The way leaders approach the return to work will have a big impact on how quickly people settle back into a routine – or not. It’s important to take the whole of the last 16 months into account when you have someone in front of you and be very mindful that what you’re asking – however simple it may seem – could be the straw that broke the camel’s back.
People have been working hard during lockdown and they’re exhausted. Working patterns have been disrupted and work has been fitted in around personal commitments, often in unsuitable working environments. That’s not going to go away overnight. Accept that it’s unlikely that people will turn up to work bright eyed, fresh and ready for change when they’re already on the cusp of burnout. Even those who want to be back in the office are emerging from over a year of difficult circumstances, and it’s difficult to adjust.
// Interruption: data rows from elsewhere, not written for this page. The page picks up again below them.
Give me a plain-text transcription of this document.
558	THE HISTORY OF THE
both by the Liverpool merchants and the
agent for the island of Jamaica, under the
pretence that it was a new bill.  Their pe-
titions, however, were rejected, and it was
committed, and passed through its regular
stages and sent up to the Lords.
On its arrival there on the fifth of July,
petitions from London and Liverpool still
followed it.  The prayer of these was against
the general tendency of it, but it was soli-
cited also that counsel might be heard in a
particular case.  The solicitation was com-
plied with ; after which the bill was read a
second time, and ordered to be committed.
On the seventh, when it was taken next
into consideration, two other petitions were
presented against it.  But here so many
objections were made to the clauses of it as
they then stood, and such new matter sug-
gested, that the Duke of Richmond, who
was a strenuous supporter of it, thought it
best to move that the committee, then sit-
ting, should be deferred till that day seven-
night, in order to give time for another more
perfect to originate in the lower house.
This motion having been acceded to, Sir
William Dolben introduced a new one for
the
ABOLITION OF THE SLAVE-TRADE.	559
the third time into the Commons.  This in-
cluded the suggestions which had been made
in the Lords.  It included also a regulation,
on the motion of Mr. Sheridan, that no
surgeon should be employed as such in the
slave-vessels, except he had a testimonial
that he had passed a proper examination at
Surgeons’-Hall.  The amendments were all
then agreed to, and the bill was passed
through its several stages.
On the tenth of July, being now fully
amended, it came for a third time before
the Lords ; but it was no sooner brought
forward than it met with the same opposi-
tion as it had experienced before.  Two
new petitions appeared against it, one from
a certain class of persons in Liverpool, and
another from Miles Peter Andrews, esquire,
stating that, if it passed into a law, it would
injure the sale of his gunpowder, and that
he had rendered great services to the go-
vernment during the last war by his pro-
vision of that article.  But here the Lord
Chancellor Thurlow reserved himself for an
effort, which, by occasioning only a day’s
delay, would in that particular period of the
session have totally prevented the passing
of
It’s very important to create an open, welcoming environment where people feel supported. A lot of people lost their jobs and those who didn’t are terrified they’ll be next. During any other time, if a person had experienced so much ongoing stress for such a sustained period of time, it would have been flagged and they’d be receiving help. But with everyone in the same boat we’ve all been expected to just take it on the chin, and we have to get away from that mindset.
Our mental and physical health hasn’t experienced such a collective battering in our working lifetime. This isn’t something we can sweep under the office carpet.